As of last Thursday, the cost of the fail funding of trades in Sterling shot up 50%. Therefore, any trader looking to borrow say one million to finance a trade, now faces an extra 0.25% per annum in funding costs. One of the main strategies traders use to minimise funding is by buying and selling for the same contractual settlement date. This means paying funds from the proceeds received from a transaction. Take the example of a trader selling Sainsbury’s stock in order to fund a purchase of Tesco shares, both for the same agreed settlement date. The trader expects the cash from Sainsbury’s trade in order to settle the Tesco transaction. There is just one small issue – he hasn’t received the money for his stake in Sainsbury’s. In this, let’s face it not untypical scenario, the only way to pay for the Tesco shares is to borrow the money. The trader in question, now has to take on an additional funding cost to borrow the funds to settle the Tesco trade. If the reason for the fail in the Sainsbury shares was due to the counterparty, it does not seem fair that they are forced to pay this additional cost does it?

But hey, perhaps it doesn’t cost much? The cost will obviously vary based on the amount of cash open and the length it is outstanding but it could run into USD thousands per trade! And the major trading firms can have thousands of securities, FX, equity and commodity derivatives fails everyday. This may have been hidden because rates have been and are largely still at record lows. But the trend and market sentiment is now unmistakably upwards. However, this is only part of the problem.

There are costs and capital for market participants in the wide range of receivables on their balance sheet. These balances, at least the ones in Sterling, are now half a percent more expensive to fund. So the cost of failing to settle these transactions are now far more than they would have been before the hike. A bank is now at a distinct disadvantage, particularly if they do not have a way to identify, optimise and recover where they are incurring funding and capital costs through no fault of their own. Essentially, by having receivable items open while waiting for money to come in, it will be borrowing cash to cover itself. If a trade fails to settle for say five days, then that is a whole week of extra funding costs that a bank needs to cough up.
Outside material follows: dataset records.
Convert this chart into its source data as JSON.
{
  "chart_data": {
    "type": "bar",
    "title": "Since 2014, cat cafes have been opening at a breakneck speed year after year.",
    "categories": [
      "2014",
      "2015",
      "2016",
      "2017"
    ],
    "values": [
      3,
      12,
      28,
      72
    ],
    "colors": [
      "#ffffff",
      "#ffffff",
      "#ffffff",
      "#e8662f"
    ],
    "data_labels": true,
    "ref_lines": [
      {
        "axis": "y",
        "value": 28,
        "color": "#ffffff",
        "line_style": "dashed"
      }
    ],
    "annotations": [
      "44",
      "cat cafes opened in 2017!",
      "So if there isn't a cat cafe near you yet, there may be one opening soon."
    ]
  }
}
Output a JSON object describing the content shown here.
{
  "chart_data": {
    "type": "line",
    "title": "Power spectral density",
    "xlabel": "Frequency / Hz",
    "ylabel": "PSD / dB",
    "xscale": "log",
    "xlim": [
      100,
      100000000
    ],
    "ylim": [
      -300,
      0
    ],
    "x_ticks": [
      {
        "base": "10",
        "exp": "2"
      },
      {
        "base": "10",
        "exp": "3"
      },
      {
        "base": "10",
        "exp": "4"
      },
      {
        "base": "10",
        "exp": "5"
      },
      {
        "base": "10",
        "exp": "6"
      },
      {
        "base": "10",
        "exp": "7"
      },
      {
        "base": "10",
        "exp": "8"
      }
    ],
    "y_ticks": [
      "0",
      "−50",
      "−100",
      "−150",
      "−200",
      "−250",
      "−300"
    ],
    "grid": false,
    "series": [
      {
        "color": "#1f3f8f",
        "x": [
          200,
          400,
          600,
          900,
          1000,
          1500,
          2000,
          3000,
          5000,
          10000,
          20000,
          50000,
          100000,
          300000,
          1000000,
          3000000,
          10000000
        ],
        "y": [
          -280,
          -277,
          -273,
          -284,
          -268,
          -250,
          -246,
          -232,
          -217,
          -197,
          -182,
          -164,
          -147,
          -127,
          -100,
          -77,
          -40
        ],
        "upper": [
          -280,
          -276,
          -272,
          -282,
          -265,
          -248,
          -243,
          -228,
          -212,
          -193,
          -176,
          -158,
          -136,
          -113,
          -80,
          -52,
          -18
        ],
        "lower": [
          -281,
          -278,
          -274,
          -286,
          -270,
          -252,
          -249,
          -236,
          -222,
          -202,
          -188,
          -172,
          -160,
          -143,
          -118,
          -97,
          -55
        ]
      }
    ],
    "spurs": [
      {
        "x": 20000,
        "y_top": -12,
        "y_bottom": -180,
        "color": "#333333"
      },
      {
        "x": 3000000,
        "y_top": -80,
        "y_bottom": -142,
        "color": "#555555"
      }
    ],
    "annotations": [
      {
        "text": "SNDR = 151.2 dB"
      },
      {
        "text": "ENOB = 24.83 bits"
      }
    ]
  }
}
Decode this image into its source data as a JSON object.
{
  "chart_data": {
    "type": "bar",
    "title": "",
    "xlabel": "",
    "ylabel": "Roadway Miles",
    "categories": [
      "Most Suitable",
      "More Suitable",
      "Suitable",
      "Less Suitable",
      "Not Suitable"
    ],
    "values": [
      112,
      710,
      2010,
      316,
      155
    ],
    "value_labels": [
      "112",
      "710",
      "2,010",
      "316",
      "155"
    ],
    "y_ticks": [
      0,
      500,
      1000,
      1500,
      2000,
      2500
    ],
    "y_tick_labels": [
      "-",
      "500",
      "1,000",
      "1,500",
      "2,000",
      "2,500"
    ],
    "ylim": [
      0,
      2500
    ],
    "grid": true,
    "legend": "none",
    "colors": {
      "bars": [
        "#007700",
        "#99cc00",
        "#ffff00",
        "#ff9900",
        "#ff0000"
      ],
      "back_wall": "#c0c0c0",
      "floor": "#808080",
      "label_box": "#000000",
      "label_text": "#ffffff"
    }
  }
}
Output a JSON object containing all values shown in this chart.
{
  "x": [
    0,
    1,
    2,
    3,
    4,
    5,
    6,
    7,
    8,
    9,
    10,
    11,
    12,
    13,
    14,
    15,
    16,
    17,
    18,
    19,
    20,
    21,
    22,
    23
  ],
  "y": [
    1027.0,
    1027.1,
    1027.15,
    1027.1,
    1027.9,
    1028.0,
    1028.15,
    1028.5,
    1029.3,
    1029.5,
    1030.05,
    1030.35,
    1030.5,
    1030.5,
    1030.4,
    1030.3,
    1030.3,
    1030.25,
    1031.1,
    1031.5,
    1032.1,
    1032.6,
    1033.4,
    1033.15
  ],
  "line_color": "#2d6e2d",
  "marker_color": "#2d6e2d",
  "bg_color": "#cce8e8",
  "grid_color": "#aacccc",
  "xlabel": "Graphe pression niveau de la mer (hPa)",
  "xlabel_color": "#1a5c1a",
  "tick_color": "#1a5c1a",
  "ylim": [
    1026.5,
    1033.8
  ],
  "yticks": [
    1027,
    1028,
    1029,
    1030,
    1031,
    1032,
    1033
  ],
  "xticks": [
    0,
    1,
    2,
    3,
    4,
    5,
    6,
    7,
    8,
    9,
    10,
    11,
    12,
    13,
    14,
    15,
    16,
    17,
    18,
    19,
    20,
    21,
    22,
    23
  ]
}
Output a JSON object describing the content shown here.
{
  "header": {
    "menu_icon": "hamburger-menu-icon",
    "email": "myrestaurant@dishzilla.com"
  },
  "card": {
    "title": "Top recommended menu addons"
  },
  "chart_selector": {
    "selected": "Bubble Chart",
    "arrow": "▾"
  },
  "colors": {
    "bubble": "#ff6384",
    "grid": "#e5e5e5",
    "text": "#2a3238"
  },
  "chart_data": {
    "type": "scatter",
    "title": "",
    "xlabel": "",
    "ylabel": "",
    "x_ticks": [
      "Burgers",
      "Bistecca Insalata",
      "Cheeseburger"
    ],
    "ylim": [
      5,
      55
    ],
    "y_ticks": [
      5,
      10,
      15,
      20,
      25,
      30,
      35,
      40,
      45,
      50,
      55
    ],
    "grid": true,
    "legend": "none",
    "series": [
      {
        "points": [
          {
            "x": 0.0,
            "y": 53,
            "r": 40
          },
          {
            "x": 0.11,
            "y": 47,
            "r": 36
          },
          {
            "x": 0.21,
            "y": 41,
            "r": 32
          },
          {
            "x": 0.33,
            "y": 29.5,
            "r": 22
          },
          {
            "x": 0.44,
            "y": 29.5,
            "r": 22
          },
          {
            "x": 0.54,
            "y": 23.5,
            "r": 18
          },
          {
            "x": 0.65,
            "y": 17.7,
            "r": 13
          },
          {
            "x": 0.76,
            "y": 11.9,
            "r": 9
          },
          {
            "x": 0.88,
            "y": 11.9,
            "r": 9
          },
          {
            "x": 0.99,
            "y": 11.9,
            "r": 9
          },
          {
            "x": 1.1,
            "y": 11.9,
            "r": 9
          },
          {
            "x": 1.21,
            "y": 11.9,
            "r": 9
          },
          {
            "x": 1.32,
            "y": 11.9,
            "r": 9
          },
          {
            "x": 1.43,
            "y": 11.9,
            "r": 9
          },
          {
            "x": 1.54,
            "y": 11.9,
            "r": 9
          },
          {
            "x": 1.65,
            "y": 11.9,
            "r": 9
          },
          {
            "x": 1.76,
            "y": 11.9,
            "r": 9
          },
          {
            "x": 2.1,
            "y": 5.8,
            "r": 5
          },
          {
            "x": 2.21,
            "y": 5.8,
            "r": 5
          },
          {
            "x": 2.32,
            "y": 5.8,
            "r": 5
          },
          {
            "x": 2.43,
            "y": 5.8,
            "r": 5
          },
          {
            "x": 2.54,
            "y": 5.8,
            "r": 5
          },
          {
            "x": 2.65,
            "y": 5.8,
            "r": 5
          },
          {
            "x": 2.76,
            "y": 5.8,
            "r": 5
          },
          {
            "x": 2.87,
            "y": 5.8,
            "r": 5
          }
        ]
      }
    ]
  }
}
And not being able to track additional funding costs due to the late settlements is not the only issue. Many banks are still not even identifying the direct cost impact of a trade actually failing. If a bank can’t work out the cost implications of not receiving funds when a trade fails, then how on earth can they identify whether or not they can claim money back from their counterparties?

Trying to work out the many effects of the BofE’s latest monetary policy decision is difficult, but like those with a variable mortgage, trading desks are impacted. Late settlement means higher funding and higher rates means the additional funding costs more. Preparing now to handle the trading cost impact of this small rise and the upwards trend is exactly what’s needed to ensure banks are ahead of the curve whenever the BofE or other countries decide to hike rates again in the future.